L’exposition au cadmium se ferait surtout dans l’industrie
Les activités industrielles sont les principales responsables de la contamination de l’environnement, principalement par rejets atmosphériques ou par déversement (volontaire ou non) dans les rivières. Dans certaines industries, l’inhalation de fumées d’oxyde de cadmium peut provoquer ce que la médecine du travail appelle la « fièvre des fonderies ». En 2006, une étude menée par l’US National Library of Medicine National Institutes of Health a ainsi montré que les sites industriels étaient les principales sources d’exposition au cadmium pour les êtres humains, dans les pays industrialisés. C’est pourquoi la législation de l’UE a fixé une limite à 0,05mg CdO (oxyde de cadmium) par mètre cube dans l’atmosphère sur les lieux de travail. En Europe, l’exposition prolongée au cadmium dans le cadre de l’activité professionnelle est donc un enjeu de santé publique et nécessite une prise en charge médicale, comme l’a souligné la Haute autorité de santé (HAS) en 2010.

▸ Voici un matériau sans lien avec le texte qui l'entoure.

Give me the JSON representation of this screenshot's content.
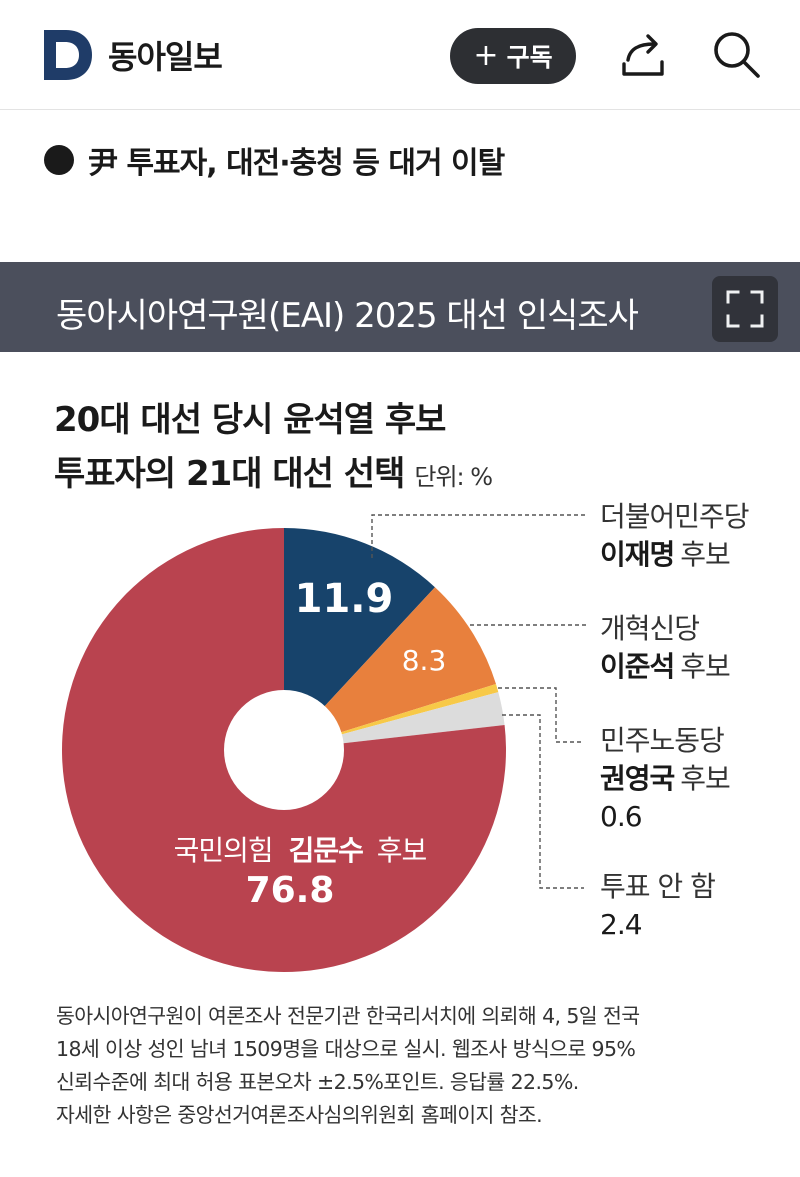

Enfin, c’est surtout la dispersion de boues industrielles (et non les engrais, comme on le lit trop souvent) qui contribue le plus à la présence de cadmium (tout comme le plomb ou le mercure) dans les sols de certains pays producteurs de riz ou de cacao par exemple, en Asie ou en Afrique. Si, dans les pays en voie de développement, l’épuration des eaux usées et celle des émissions de gaz sont donc devenu impératives, la situation est sensiblement différente en Europe et en France. En effet, une partie significative du cadmium détecté dans le sol provient des retombées atmosphériques, certes diffuses, générées par un grand nombre de procédés industriels : la sidérurgie, la production de métaux non-ferreux, la combustion de sources d’énergie fossiles, ainsi que l’incinération de déchets ménagers et l’activité des cimenteries.
La contamination des sols serait alarmante
La présence de cadmium dans les sols des pays européens est due en partie à l’utilisation des fertilisants dans l’agriculture. Il existe trois sortes d’engrais nécessaires à la pousse des végétaux : à base de potasse, d’azote et de phosphore. Le phosphore influe sur la formation des racines, des graines et des fleurs, et renforce la résistance naturelle des plantes. Il est issu phosphate, un minerai qui présente naturellement des traces de cadmium dans sa composition. Pour parler de pollution ou de contamination, là aussi, tout est une question de dose.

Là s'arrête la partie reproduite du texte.